# Reifen 2015



## HiFi XS (21. April 2015)

Hallo Ladies,

Ich starte ein neues Thema, da ich neue Reifen brauchen. Ich war überraschenderweise recht zufrieden mit den Bontrager Reifen, die auf meinem Lush waren. Die waren relativ leicht, bauten sehr breit auf, waren super zu montieren und rollten gut. Nur, die sind runter und ich überlege etwas neues zu probieren.

Ich habe ganz viele verschiedene Vorschläge gesammelt, und das ein oder andere Testbericht gelesen, und somit kann ich sagen, ich bin gerade überfordert.  So viele Reifen, so wenig Zeit, die alle auszuprobieren 

Es hat sich was Reifen angeht vieles in letzter Zeit getan. Dazu kennen einige von euch mich und meinen Fahrstil dank diverser Ladies Treffen. Habt ihr eine Idee für mich?

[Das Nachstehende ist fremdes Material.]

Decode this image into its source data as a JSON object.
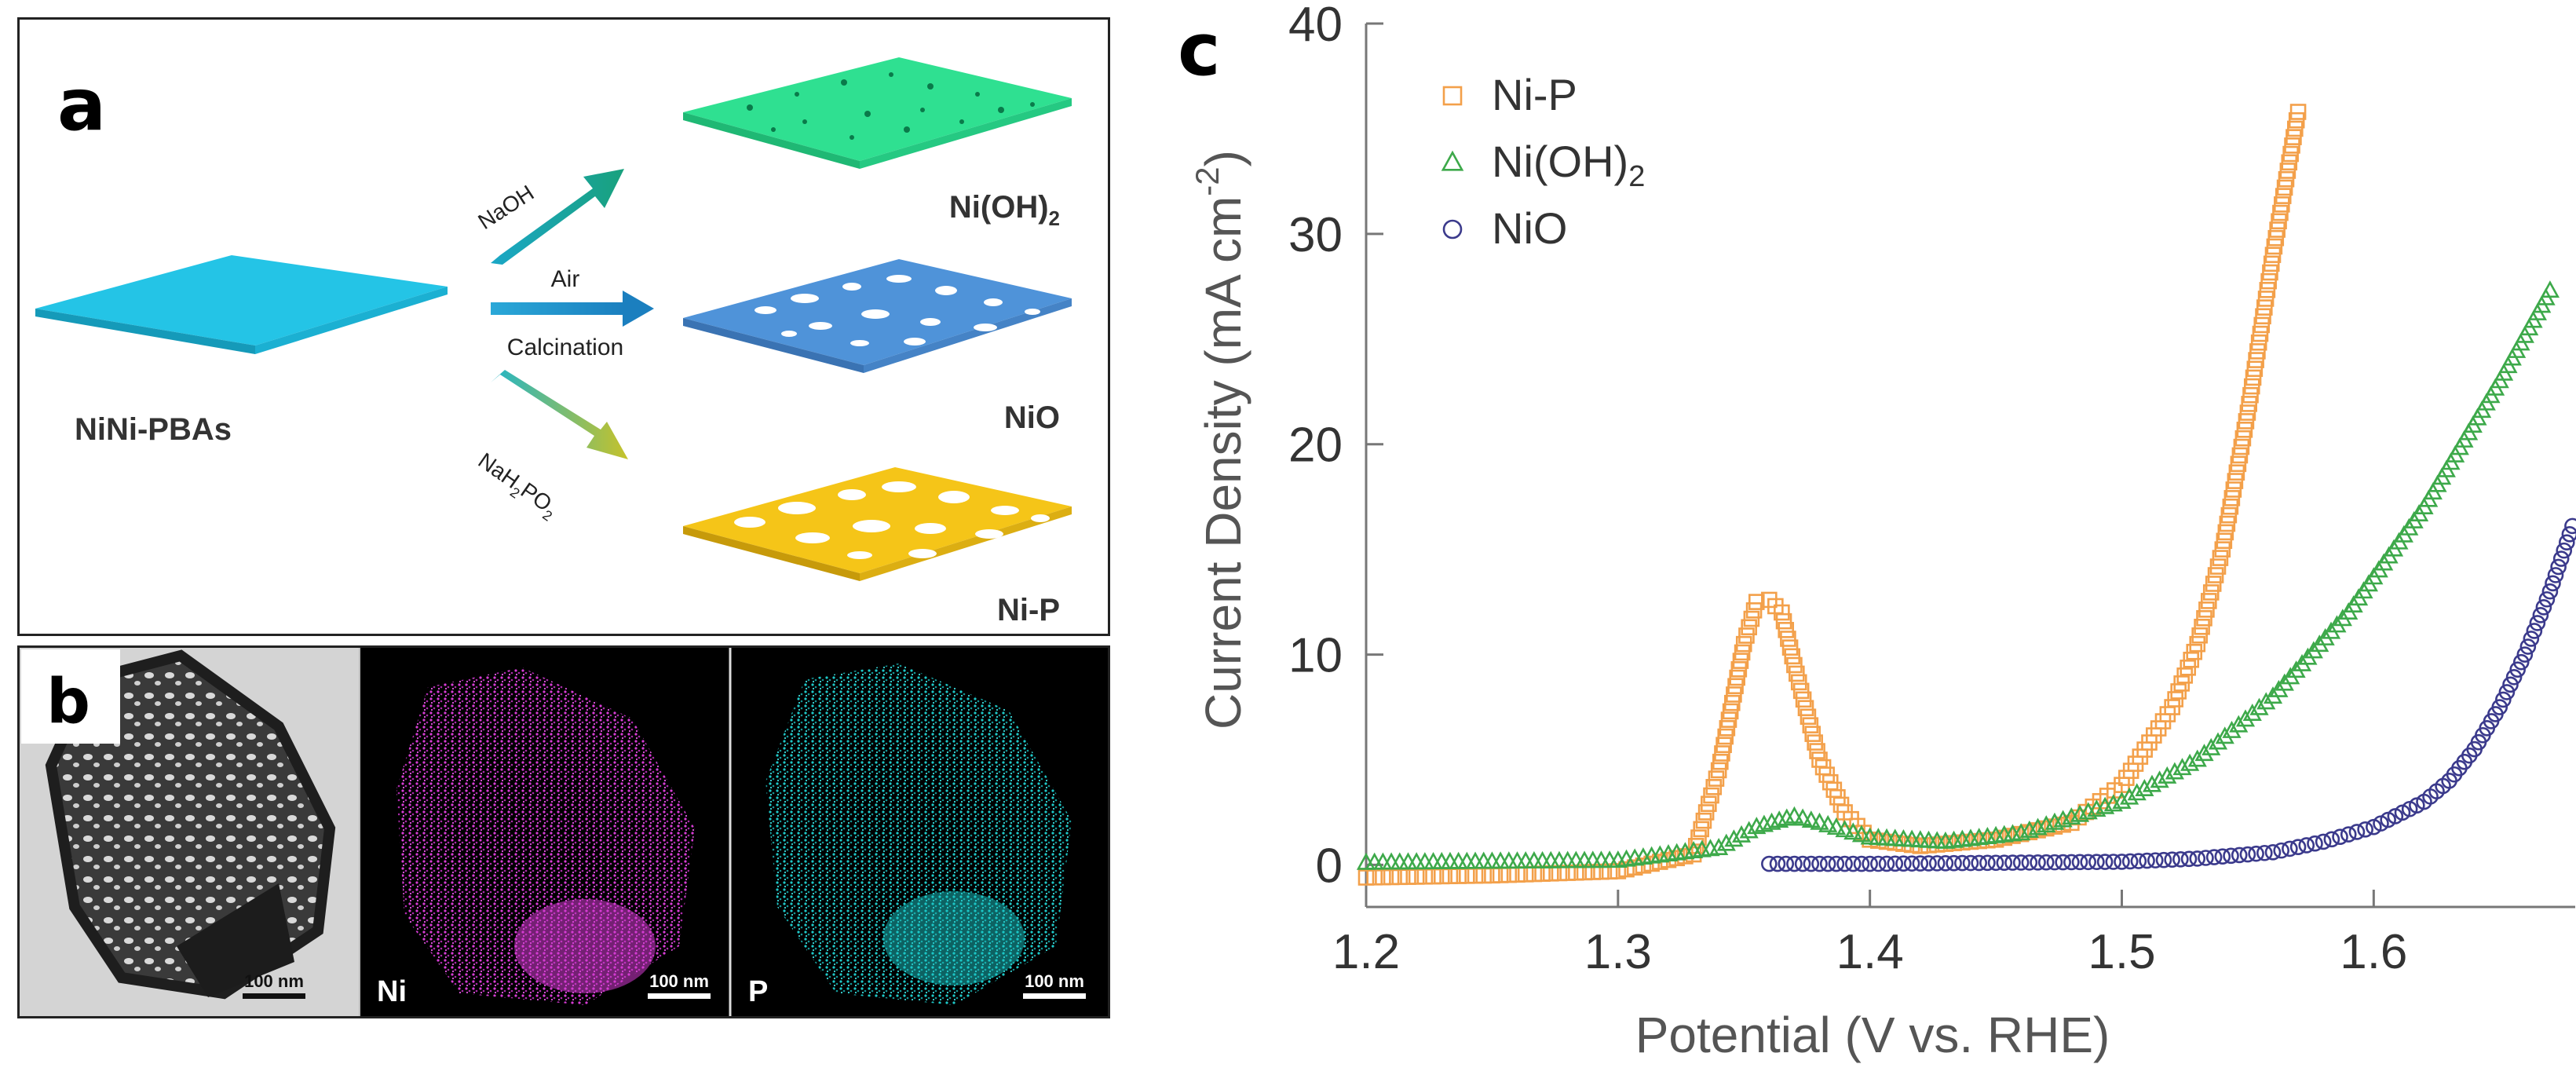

Ich habe neulich 2,3 Reifen probiert und finde die Breite für mich überdimensioniert. Ich brauche, dank meiner z.Z. nicht besonders prickelnde Kondition, gut rollende, leichte aber griffige Reifen für …. alles mögliche. Obwohl ich in der Großstadt wohne, fahre ich gern TRAILS, mit Wurzeln und Steinen - wie im Harz (Trails, Braunlage Downhills etc) und Fichtelgebirge (Ochsenkopf, Trails...). Touren tue ich auch.

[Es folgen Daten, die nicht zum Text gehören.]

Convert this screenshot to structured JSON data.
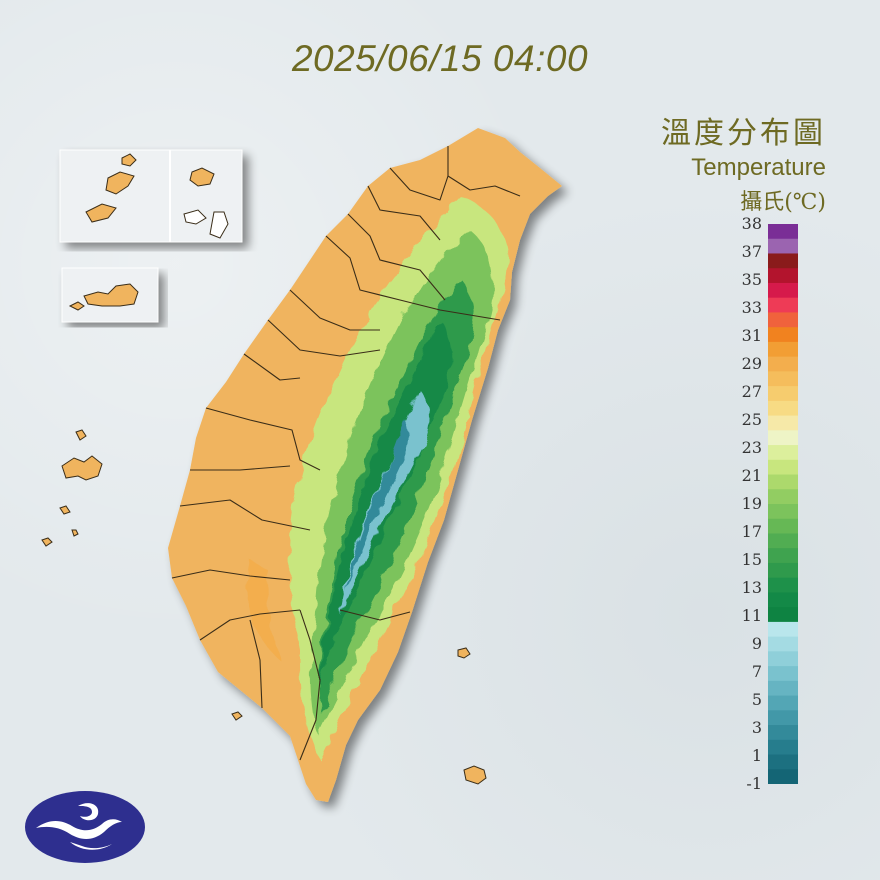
{
  "header": {
    "timestamp": "2025/06/15 04:00"
  },
  "legend": {
    "title_zh": "溫度分布圖",
    "title_en": "Temperature",
    "unit": "攝氏(℃)",
    "tick_labels": [
      "38",
      "37",
      "35",
      "33",
      "31",
      "29",
      "27",
      "25",
      "23",
      "21",
      "19",
      "17",
      "15",
      "13",
      "11",
      "9",
      "7",
      "5",
      "3",
      "1",
      "-1"
    ],
    "color_bands": [
      {
        "range": "38+",
        "color": "#7a2e96"
      },
      {
        "range": "37-38",
        "color": "#9b64b0"
      },
      {
        "range": "36-37",
        "color": "#8a1b1b"
      },
      {
        "range": "35-36",
        "color": "#b3142d"
      },
      {
        "range": "34-35",
        "color": "#d61a4b"
      },
      {
        "range": "33-34",
        "color": "#ee3b56"
      },
      {
        "range": "32-33",
        "color": "#f0623c"
      },
      {
        "range": "31-32",
        "color": "#f1821f"
      },
      {
        "range": "30-31",
        "color": "#f29e34"
      },
      {
        "range": "29-30",
        "color": "#f3ae4d"
      },
      {
        "range": "28-29",
        "color": "#f5bd5c"
      },
      {
        "range": "27-28",
        "color": "#f6cc6e"
      },
      {
        "range": "26-27",
        "color": "#f7db84"
      },
      {
        "range": "25-26",
        "color": "#f6e9a8"
      },
      {
        "range": "24-25",
        "color": "#eef4c6"
      },
      {
        "range": "23-24",
        "color": "#dcef9c"
      },
      {
        "range": "22-23",
        "color": "#c8e67e"
      },
      {
        "range": "21-22",
        "color": "#acd96c"
      },
      {
        "range": "20-21",
        "color": "#92cd62"
      },
      {
        "range": "19-20",
        "color": "#7cc35c"
      },
      {
        "range": "18-19",
        "color": "#66b855"
      },
      {
        "range": "17-18",
        "color": "#51ad52"
      },
      {
        "range": "16-17",
        "color": "#3fa34f"
      },
      {
        "range": "15-16",
        "color": "#2f9a4c"
      },
      {
        "range": "14-15",
        "color": "#1e914a"
      },
      {
        "range": "13-14",
        "color": "#138947"
      },
      {
        "range": "12-13",
        "color": "#0e8342"
      },
      {
        "range": "11-12",
        "color": "#b9e6ec"
      },
      {
        "range": "10-11",
        "color": "#a4dbe3"
      },
      {
        "range": "9-10",
        "color": "#8fcfd9"
      },
      {
        "range": "8-9",
        "color": "#7ac2ce"
      },
      {
        "range": "7-8",
        "color": "#66b4c2"
      },
      {
        "range": "6-7",
        "color": "#53a6b5"
      },
      {
        "range": "5-6",
        "color": "#4298a8"
      },
      {
        "range": "4-5",
        "color": "#338a9a"
      },
      {
        "range": "3-4",
        "color": "#267d8d"
      },
      {
        "range": "2-3",
        "color": "#1c7080"
      },
      {
        "range": "<2",
        "color": "#146575"
      }
    ]
  },
  "map": {
    "lowland_color": "#f0b45e",
    "foothill_color": "#a6d56a",
    "mountain_color": "#3ea04e",
    "peak_color": "#5ab7c8",
    "outline_color": "#4a3b20",
    "inset_background": "#eef1f3"
  }
}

Bisher waren meine Lieblingsreifen die Rubber Queen für vorne, aber die waren nicht ideal, wenn ich mit weniger Luftdruck gefahren bin (bricht seitlich weg unter Last). Die Mountain King 2,2 habe ich zZ hinten drauf, die baut für mein Geschmack viel zu klein auf und ist sonst nicht wirklich überzeugend. Schwalbe fahre ich gern in der Stadt aber ungern auf Trails.

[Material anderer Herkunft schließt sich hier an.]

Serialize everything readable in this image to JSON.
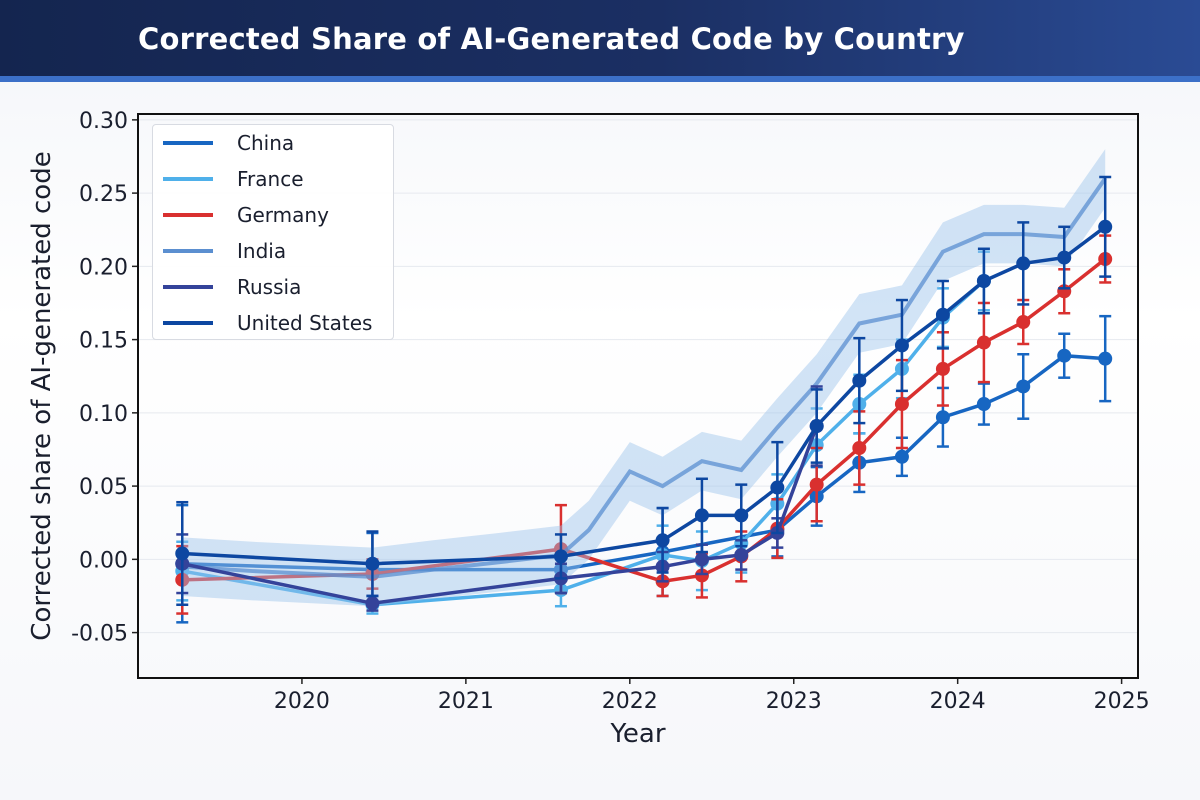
{
  "chart_data": {
    "type": "line",
    "title": "Corrected Share of AI-Generated Code by Country",
    "xlabel": "Year",
    "ylabel": "Corrected share of AI-generated code",
    "xlim": [
      2019.0,
      2025.1
    ],
    "ylim": [
      -0.081,
      0.304
    ],
    "xticks": [
      2020,
      2021,
      2022,
      2023,
      2024,
      2025
    ],
    "yticks": [
      -0.05,
      0.0,
      0.05,
      0.1,
      0.15,
      0.2,
      0.25,
      0.3
    ],
    "ytick_labels": [
      "-0.05",
      "0.00",
      "0.05",
      "0.10",
      "0.15",
      "0.20",
      "0.25",
      "0.30"
    ],
    "grid": "horizontal",
    "legend_position": "top-left",
    "series": [
      {
        "name": "China",
        "color": "#1766c2",
        "x": [
          2019.27,
          2020.43,
          2021.58,
          2022.2,
          2022.9,
          2023.14,
          2023.4,
          2023.66,
          2023.91,
          2024.16,
          2024.4,
          2024.65,
          2024.9
        ],
        "y": [
          -0.003,
          -0.007,
          -0.007,
          0.005,
          0.02,
          0.043,
          0.066,
          0.07,
          0.097,
          0.106,
          0.118,
          0.139,
          0.137
        ],
        "err": [
          0.04,
          0.025,
          0.015,
          0.03,
          0.018,
          0.02,
          0.02,
          0.013,
          0.02,
          0.014,
          0.022,
          0.015,
          0.029
        ]
      },
      {
        "name": "France",
        "color": "#4fb0ea",
        "x": [
          2019.27,
          2020.43,
          2021.58,
          2022.2,
          2022.44,
          2022.68,
          2022.9,
          2023.14,
          2023.4,
          2023.66,
          2023.91,
          2024.16
        ],
        "y": [
          -0.008,
          -0.031,
          -0.021,
          0.003,
          -0.001,
          0.011,
          0.038,
          0.078,
          0.106,
          0.13,
          0.165,
          0.19
        ],
        "err": [
          0.02,
          0.006,
          0.011,
          0.02,
          0.02,
          0.02,
          0.02,
          0.025,
          0.02,
          0.02,
          0.02,
          0.02
        ]
      },
      {
        "name": "Germany",
        "color": "#d9302f",
        "x": [
          2019.27,
          2020.43,
          2021.58,
          2022.2,
          2022.44,
          2022.68,
          2022.9,
          2023.14,
          2023.4,
          2023.66,
          2023.91,
          2024.16,
          2024.4,
          2024.65,
          2024.9
        ],
        "y": [
          -0.014,
          -0.01,
          0.007,
          -0.015,
          -0.011,
          0.002,
          0.021,
          0.051,
          0.076,
          0.106,
          0.13,
          0.148,
          0.162,
          0.183,
          0.205
        ],
        "err": [
          0.023,
          0.01,
          0.03,
          0.01,
          0.015,
          0.017,
          0.02,
          0.025,
          0.025,
          0.03,
          0.025,
          0.027,
          0.015,
          0.015,
          0.016
        ]
      },
      {
        "name": "India",
        "color": "#5b8fd0",
        "band": 0.02,
        "x": [
          2019.27,
          2019.7,
          2020.43,
          2020.8,
          2021.2,
          2021.58,
          2021.75,
          2022.0,
          2022.2,
          2022.44,
          2022.68,
          2022.9,
          2023.14,
          2023.4,
          2023.66,
          2023.91,
          2024.16,
          2024.4,
          2024.65,
          2024.9
        ],
        "y": [
          -0.005,
          -0.008,
          -0.012,
          -0.007,
          -0.002,
          0.003,
          0.02,
          0.06,
          0.05,
          0.067,
          0.061,
          0.09,
          0.12,
          0.161,
          0.167,
          0.21,
          0.222,
          0.222,
          0.22,
          0.26
        ],
        "err": []
      },
      {
        "name": "Russia",
        "color": "#34439a",
        "x": [
          2019.27,
          2020.43,
          2021.58,
          2022.2,
          2022.44,
          2022.68,
          2022.9,
          2023.14
        ],
        "y": [
          -0.003,
          -0.03,
          -0.013,
          -0.005,
          0.0,
          0.003,
          0.018,
          0.091
        ],
        "err": [
          0.02,
          0.005,
          0.01,
          0.01,
          0.01,
          0.01,
          0.01,
          0.027
        ]
      },
      {
        "name": "United States",
        "color": "#0d47a1",
        "x": [
          2019.27,
          2020.43,
          2021.58,
          2022.2,
          2022.44,
          2022.68,
          2022.9,
          2023.14,
          2023.4,
          2023.66,
          2023.91,
          2024.16,
          2024.4,
          2024.65,
          2024.9
        ],
        "y": [
          0.004,
          -0.003,
          0.002,
          0.013,
          0.03,
          0.03,
          0.049,
          0.091,
          0.122,
          0.146,
          0.167,
          0.19,
          0.202,
          0.206,
          0.227
        ],
        "err": [
          0.035,
          0.022,
          0.015,
          0.022,
          0.025,
          0.021,
          0.031,
          0.025,
          0.029,
          0.031,
          0.023,
          0.022,
          0.028,
          0.021,
          0.034
        ]
      }
    ]
  }
}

Maxxis habe ich noch nicht drauf gehabt. Zurück zu Bontrager XR4 2,2? Wenn ja, dann Team Issue ? Vorschläge? Ich habe es nicht (nicht) vor, Tubeless zu fahren.

Was fährt ihr am liebsten und warum?

Vielen Dank für eure Hilfe.

HiFi


----------



## Mausoline (21. April 2015)

Ich hab vorne den Maxxis Ardent, hat mir aber bißle zuviel Rollwiederstand.
Hinten den Crossmark, war ich am Anfang auch bei Nässe und Schlamm total begeistert, muss jetzt aber auch nach nem neuen (gleichen?) Ausschau halten.
Ich will keinen Schwalbe mehr fahren.

Bin mal gespannt, was noch für Tipps kommen


----------



## MTB-News.de




----------



## KarinS (22. April 2015)

bin erst ein Rad mit Specialized Butcher vorne und Purgatory hinten jeweils in 2.3 Probe gefahren. Fand die Kombi nicht schlecht, vom Rollwiderstand ok, vom Grip her fand ich es aber schlechter als meine Kombi Maxxis Minion vorne und Ardent hinten. Bei der Maxxis Kombi
ist halt der Rollwiderstand nicht mehr sooo toll, dafür bergab für ziemlich alles geeignet. Hast Du schon mal den Mountain King in 2.4 probiert? Fand den auch nicht schlecht....


----------



## mtbbee (22. April 2015)

Der neue 2015er Nobby Nic soll inzwischen ausgezeichnet sein. Guter Grip, relativ leicht, mit wenig Luftdruck fahrbar sein.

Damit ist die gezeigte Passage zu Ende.